There are three more opportunities for revision to the June data and two more to the May data. We will have a much better idea what really happened on October 1st, but we won’t know the final outcome until the final 2017 revision on July 1, 2018.
So, what data seems to indicate a trend contrary to current declines? The last 12 months of Dodge Data new starts for nonresidential buildings are the highest since 2008 and they peaked from August to October. Residential starts, at their highest since 2006, peaked from December’16 to March’17. Backlog is at an all-time high. There is no indication here that spending will plummet.
Also, one month of Educational or Highway new starts each generate about $250 to $300 million per month in spending, for the next 24 to 36 months. Normally, with some variation, we have the current month of new starts coming into backlog and one month of old starts ending. Since starts have been normal or high recently, the spending declines posted in June would imply that we’ve lost two to three months of backlog from current spending. Again, there are no indications that we have an extreme imbalance or a canceling of backlog.
Most of the nonresidential spending occurring right now is from projects that started between mid 2015 and the end of 2016. Nonresidential buildings projects that started in 2015 or earlier still make up one third of the spending in the 1st half of 2017. Non-building infrastructure projects that started in 2015 and earlier contributed 50% of spending in the 1st half of 2017. Residential projects have shorter duration so most spending is from more recent jobs, but we hit a 10 year peak in new residential starts just a few months ago. All sectors have fluctuations in spending and have down months but the index of long term cash flows out to completion shows normal backlog and spending growth across every sector.
I’m inclined to expect substantial upward revisions to June construction spending in the next two releases. No other data supports a big June drop.

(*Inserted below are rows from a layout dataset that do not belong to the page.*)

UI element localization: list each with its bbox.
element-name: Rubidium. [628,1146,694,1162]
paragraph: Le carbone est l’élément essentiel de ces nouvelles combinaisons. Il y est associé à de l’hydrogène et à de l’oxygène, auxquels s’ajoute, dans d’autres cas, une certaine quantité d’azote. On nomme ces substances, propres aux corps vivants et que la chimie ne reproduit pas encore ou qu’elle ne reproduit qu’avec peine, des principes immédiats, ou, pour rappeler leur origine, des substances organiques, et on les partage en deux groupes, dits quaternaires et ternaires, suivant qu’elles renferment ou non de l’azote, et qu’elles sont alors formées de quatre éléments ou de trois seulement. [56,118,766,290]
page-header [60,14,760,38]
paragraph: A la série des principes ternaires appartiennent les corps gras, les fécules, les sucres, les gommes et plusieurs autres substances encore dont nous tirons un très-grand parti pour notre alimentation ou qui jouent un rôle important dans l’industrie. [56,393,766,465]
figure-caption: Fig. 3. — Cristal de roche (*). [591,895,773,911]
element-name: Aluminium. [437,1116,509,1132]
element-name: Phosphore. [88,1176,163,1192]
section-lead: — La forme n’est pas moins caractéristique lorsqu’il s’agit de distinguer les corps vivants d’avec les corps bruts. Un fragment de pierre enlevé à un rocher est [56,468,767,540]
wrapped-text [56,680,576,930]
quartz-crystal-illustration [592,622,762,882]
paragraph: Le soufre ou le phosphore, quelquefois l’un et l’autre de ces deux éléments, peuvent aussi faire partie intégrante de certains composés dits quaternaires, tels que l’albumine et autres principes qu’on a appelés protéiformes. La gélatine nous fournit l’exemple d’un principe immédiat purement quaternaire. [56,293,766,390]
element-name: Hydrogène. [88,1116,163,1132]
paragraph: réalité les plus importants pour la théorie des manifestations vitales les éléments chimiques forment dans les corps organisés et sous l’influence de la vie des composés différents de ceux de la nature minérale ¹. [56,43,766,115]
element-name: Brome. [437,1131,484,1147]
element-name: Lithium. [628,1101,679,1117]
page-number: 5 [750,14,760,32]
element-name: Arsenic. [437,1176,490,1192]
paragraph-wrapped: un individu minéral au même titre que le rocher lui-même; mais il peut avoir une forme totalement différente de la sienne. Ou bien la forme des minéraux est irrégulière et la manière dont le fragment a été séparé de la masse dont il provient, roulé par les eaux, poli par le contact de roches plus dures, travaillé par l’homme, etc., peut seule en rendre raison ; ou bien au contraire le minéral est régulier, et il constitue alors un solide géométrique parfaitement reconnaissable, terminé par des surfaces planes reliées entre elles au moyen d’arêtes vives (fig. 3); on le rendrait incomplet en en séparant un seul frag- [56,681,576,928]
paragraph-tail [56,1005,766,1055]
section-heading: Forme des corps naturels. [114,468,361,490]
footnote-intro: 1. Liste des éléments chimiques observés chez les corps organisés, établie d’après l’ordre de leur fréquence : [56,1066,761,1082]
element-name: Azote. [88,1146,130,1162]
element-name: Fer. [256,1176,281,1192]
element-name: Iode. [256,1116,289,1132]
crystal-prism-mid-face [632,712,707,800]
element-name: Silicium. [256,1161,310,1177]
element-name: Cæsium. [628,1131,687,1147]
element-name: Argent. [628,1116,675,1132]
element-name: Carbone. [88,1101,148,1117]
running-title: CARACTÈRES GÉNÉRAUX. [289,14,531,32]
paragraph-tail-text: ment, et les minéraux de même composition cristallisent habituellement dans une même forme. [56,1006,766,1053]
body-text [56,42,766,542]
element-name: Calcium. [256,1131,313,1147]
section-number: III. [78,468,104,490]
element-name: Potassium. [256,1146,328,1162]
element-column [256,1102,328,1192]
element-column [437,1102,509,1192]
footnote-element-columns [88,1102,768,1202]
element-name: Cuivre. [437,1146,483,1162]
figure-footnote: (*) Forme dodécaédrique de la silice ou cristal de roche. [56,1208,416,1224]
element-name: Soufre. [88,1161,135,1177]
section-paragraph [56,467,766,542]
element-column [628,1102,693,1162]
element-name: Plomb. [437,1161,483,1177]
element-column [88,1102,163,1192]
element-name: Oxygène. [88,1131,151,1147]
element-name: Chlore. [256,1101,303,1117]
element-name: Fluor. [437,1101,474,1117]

Keep in mind, current construction spending is always being compared to previous months revised spending and growth is almost always being understated. Monthly spending has been revised UP 45 times in the last 48 months. All previous months and all 2016 data have been revised several times. The average revision to ALL spending data over the last 4 years is +3.9%/month. Since January 2016, the average revision is +3.0%/month. The average revision to June spending data over the last 4 years is +4.8%.
June data is un-adjusted preliminary data. Many of the news articles declaring construction spending was a miss are based on this preliminary data which very often gets revised away in following months. For example, The 1st 6 months of 2016 have already been revised up, three times each, by a total of 2.5%. All the months YTD in 2017 still have pending revisions. June 2017 vs June 2016 shows a percent growth of only +1.6%, but June 2016 has already been revised up by 4.7% and June 2017 has not yet been revised at all. June 2017 has a 90% chance of being revised up.
I predict after all the revision are in we will see that June spending did not drop to a low of $1.205 trillion, but that it was closer to $1.250 trillion.